Honesty/integrity was one of the two factors most commonly cited by respondents for their vote (ideology, not electability, was the other), so who knows how that ABC interview with Newt’s ex-wife will shake out tomorrow. Even so, Romney is scrambling to lower expectations: One of his top advisors told reporters today “of course” they might lose tomorrow, and Mitt himself told Laura Ingraham that he expects to lose a few states to Gingrich. (Listen below.) So much for the 50-state sweep, but if SC does break for Newt and Romney holds on to win the nomination, it’ll be the first time that Carolina voted for an eventual loser. Does Romney care whether he loses tomorrow so long as he ends up as the nominee? He should, says James Antle:

An early-state sweep would have contained, and maybe eliminated outright, Romney’s Southern problem. Romney trailed Herman Cain and then Gingrich in many Southern states. If he wins South Carolina, Gingrich could go on to beat Romney in many of those primaries. To win the nomination, Romney will then have to amass many delegates in states that aren’t as red. That’s doable, but suboptimal in terms of pleasing the base ahead of a closely contested general election.

An even worse scenario for Romney: his numbers have just risen in part because Republicans have been acclimating — resigning? — themselves to him nomination. But what if the shattering of his inevitability makes those numbers fall again? Then Romney could have a much bigger problem than pleasing disaffected Southern Republicans in the fall.

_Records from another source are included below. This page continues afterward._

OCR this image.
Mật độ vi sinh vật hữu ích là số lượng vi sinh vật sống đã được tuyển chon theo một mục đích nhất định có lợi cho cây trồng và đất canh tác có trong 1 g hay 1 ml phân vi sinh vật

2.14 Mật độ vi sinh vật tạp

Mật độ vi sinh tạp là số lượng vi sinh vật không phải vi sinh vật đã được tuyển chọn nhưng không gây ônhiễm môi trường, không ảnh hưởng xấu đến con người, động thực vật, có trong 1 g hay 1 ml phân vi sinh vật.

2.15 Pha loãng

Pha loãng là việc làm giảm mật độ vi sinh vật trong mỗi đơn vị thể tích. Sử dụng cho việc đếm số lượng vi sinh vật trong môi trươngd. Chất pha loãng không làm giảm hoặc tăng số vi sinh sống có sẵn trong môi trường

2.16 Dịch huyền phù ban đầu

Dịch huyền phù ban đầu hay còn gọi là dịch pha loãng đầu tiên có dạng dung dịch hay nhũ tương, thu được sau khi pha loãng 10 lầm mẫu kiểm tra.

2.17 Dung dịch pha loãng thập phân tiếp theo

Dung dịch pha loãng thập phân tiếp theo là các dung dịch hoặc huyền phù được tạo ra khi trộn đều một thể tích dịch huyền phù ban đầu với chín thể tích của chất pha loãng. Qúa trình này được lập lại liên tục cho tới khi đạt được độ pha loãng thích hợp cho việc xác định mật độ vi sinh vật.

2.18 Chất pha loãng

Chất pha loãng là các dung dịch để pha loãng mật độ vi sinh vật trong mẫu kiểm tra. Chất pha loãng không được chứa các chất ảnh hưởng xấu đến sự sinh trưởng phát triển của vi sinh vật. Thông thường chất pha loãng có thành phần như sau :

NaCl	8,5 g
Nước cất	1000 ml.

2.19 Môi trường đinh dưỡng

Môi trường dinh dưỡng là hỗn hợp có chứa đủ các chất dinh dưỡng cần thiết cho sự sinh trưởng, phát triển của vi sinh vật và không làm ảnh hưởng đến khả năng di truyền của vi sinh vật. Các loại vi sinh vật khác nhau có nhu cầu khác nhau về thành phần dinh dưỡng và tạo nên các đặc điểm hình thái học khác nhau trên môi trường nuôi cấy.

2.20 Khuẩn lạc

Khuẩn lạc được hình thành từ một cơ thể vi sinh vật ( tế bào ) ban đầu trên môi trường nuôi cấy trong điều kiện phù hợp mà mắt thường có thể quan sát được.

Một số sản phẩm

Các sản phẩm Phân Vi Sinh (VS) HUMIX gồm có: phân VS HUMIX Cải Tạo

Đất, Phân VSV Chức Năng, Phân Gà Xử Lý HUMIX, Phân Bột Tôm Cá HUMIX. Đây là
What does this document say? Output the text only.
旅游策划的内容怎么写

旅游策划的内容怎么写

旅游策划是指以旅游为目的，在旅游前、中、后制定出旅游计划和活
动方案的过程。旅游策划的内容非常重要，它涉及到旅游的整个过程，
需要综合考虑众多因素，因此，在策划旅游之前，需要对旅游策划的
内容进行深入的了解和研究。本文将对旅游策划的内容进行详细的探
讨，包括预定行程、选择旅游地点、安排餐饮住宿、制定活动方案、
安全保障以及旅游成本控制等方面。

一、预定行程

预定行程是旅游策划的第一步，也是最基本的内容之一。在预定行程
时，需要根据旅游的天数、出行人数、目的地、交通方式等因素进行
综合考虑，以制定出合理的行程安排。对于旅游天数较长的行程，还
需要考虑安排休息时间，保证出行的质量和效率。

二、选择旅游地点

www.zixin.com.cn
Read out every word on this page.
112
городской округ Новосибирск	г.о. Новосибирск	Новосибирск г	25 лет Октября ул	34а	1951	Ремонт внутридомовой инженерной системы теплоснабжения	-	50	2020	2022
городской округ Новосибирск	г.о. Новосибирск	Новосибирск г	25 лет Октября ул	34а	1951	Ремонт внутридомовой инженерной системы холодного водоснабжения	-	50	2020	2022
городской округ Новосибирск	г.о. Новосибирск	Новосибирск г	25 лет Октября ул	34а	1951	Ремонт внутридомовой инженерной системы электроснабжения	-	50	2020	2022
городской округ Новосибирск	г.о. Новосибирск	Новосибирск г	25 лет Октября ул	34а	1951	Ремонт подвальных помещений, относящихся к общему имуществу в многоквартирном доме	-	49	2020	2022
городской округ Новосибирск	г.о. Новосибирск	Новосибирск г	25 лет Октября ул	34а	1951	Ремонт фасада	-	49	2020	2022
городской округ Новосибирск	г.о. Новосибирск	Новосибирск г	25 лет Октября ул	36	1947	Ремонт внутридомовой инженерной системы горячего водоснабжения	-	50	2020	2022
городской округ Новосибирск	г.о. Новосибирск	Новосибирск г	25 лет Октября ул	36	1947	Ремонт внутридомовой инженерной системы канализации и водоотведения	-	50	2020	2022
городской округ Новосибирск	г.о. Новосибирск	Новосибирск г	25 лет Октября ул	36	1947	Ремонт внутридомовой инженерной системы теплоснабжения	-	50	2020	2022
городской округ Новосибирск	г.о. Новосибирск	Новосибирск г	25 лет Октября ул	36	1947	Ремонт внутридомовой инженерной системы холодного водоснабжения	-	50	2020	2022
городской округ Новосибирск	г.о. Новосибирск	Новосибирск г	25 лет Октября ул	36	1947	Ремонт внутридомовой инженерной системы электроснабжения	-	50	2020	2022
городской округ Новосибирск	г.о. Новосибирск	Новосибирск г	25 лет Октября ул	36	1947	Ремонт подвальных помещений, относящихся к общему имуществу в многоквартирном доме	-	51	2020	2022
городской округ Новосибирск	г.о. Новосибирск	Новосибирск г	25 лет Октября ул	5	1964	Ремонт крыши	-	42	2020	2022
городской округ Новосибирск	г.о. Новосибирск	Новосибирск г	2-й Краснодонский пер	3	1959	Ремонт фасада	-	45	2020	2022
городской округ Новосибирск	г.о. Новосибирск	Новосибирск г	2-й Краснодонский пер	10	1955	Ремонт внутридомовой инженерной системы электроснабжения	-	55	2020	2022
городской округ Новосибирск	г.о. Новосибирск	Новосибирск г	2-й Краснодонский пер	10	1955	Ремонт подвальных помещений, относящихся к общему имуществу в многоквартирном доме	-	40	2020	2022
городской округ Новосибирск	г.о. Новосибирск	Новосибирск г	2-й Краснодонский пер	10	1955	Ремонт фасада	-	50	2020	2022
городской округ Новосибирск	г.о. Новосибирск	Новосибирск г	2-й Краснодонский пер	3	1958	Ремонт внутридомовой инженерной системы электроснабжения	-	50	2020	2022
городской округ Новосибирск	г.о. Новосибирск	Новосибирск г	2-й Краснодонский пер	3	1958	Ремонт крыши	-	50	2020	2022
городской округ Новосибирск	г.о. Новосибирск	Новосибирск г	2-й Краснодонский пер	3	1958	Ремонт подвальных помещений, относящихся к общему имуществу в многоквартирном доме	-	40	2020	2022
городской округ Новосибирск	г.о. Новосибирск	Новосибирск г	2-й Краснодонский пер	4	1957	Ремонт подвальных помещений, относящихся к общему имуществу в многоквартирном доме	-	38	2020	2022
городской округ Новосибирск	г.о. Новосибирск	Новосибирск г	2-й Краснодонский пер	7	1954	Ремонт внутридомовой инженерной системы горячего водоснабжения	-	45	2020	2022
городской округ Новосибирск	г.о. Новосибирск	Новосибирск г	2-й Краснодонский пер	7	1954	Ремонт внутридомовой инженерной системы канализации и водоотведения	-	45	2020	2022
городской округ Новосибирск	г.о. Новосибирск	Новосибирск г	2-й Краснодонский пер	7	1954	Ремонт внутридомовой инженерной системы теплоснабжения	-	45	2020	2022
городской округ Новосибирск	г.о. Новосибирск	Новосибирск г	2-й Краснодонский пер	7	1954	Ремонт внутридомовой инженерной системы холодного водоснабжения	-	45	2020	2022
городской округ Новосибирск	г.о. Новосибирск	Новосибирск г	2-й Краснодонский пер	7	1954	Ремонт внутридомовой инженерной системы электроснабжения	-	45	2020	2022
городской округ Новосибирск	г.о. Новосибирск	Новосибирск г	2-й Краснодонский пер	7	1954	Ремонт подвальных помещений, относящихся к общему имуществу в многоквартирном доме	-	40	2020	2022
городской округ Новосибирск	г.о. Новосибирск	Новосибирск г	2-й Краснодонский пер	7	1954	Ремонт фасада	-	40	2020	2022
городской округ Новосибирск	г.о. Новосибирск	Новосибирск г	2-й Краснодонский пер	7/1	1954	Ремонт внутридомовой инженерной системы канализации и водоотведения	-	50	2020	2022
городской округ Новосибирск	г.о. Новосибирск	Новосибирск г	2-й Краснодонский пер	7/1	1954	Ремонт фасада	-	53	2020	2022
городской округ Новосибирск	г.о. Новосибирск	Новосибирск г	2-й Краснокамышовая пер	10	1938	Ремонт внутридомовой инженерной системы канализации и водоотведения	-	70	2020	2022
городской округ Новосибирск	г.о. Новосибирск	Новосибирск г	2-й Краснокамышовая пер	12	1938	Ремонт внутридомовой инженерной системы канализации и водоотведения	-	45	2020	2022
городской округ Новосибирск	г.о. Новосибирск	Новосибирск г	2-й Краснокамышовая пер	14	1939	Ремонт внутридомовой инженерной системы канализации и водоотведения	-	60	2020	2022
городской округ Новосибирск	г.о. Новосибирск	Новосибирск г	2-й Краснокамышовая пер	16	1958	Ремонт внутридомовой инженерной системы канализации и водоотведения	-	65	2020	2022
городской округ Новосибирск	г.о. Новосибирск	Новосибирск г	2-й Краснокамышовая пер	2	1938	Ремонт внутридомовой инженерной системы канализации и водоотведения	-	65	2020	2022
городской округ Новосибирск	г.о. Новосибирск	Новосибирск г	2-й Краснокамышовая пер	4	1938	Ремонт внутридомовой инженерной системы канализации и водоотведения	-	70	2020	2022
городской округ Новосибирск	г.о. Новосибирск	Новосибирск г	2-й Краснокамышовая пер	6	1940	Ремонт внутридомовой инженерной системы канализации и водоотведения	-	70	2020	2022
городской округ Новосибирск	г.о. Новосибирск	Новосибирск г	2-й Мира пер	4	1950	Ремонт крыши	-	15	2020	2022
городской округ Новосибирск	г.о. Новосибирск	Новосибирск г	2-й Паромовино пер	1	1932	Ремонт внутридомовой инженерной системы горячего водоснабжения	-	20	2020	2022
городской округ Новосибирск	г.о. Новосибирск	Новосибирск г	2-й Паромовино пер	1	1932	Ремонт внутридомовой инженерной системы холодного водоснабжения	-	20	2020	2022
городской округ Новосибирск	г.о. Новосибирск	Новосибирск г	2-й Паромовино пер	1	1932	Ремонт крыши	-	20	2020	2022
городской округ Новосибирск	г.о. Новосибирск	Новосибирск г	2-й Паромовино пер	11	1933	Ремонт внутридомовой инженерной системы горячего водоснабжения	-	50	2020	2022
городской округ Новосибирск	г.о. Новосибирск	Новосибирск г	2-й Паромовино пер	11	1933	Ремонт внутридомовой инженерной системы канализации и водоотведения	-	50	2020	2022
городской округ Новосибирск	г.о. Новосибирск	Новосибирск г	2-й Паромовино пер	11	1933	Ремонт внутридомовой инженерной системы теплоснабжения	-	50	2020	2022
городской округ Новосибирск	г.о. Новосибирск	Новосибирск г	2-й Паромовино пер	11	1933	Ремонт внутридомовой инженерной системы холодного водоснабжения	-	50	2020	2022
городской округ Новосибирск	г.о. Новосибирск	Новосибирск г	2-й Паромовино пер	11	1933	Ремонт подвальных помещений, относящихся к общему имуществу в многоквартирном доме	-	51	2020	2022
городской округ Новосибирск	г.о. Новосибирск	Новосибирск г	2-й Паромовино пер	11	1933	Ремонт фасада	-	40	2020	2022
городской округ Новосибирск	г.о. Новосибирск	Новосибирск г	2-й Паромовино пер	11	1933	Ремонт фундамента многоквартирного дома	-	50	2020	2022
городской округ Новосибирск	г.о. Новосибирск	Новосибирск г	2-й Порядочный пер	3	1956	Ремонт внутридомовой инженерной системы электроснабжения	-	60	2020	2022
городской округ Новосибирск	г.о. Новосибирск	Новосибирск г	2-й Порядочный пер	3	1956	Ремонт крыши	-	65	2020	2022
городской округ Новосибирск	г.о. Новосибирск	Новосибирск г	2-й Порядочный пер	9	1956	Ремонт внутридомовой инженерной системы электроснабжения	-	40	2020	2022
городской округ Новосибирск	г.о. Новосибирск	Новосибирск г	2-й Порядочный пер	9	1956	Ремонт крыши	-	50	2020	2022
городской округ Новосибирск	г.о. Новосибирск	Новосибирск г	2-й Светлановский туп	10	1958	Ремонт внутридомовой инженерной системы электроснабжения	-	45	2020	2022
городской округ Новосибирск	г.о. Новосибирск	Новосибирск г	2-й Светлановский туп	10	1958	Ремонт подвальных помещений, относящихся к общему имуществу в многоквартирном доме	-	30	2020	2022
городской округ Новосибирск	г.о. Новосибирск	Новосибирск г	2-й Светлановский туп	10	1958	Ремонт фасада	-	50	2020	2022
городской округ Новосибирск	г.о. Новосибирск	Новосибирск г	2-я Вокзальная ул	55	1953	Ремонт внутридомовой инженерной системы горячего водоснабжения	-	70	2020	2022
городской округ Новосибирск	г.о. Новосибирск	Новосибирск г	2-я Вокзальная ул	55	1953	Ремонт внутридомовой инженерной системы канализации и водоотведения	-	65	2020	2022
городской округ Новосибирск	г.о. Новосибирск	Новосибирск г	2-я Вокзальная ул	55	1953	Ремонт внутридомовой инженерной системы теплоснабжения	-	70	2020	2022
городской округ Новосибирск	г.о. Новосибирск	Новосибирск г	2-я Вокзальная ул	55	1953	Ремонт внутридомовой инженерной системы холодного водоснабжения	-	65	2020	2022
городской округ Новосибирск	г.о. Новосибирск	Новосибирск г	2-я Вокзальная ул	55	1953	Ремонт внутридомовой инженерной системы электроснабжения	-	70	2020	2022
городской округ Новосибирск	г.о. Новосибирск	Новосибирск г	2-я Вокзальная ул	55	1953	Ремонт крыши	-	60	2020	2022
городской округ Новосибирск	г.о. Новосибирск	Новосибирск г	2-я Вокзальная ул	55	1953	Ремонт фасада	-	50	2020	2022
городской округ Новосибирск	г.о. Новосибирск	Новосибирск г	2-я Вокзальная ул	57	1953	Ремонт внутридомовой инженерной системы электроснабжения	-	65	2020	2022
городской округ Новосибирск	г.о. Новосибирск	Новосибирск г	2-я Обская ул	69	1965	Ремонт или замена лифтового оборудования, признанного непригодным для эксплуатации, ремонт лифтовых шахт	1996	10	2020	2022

Romney should win Florida regardless of what happens, but like I say, go look at that InTrade chart. Things change awfully fast in modern primaries. Kaus’s “Feiler Faster Thesis” vindicated? Exit quotation from Romney, laying it on thick even by his usual standards: “Frankly, to be in a neck-and-neck race at this last moment is kind of exciting.” I’m sure he and his team are thrilled.

Update: Christian Heinze flags another interesting bit from the Ingraham audio. He keeps talking about how the economy is getting better while stressing that Obama deserves zero credit for it. Ingraham, quite understandably, wonders how we win with that message:

INGRAHAM: Isn’t that a hard argument to make if you’re saying — Okay, he inherited this recession, and he took a bunch of steps to try to turn the economy around, and now we’re seeing some more jobs, but vote against him anyway?

Isn’t that a hard argument to make? Is that a stark enough contrast?

ROMNEY: Have you got a better one, Laura? [laughter] It just happens to be the truth…. at some point it’s going to get better, but I don’t think President Obama’s helping it.

Conceding that the economy’s recovering while denying credit to The One is an odd way to play it when he could be questioning the strength and durability of the recovery instead, but my hunch is that it wouldn’t matter much either way. If unemployment begins to tick down in a significant way, there’s no way to spin it away that’ll seem compelling to undecideds, especially low-information undecideds. That’s the peril of running against an incumbent. He’ll get credit whether he deserves it or not.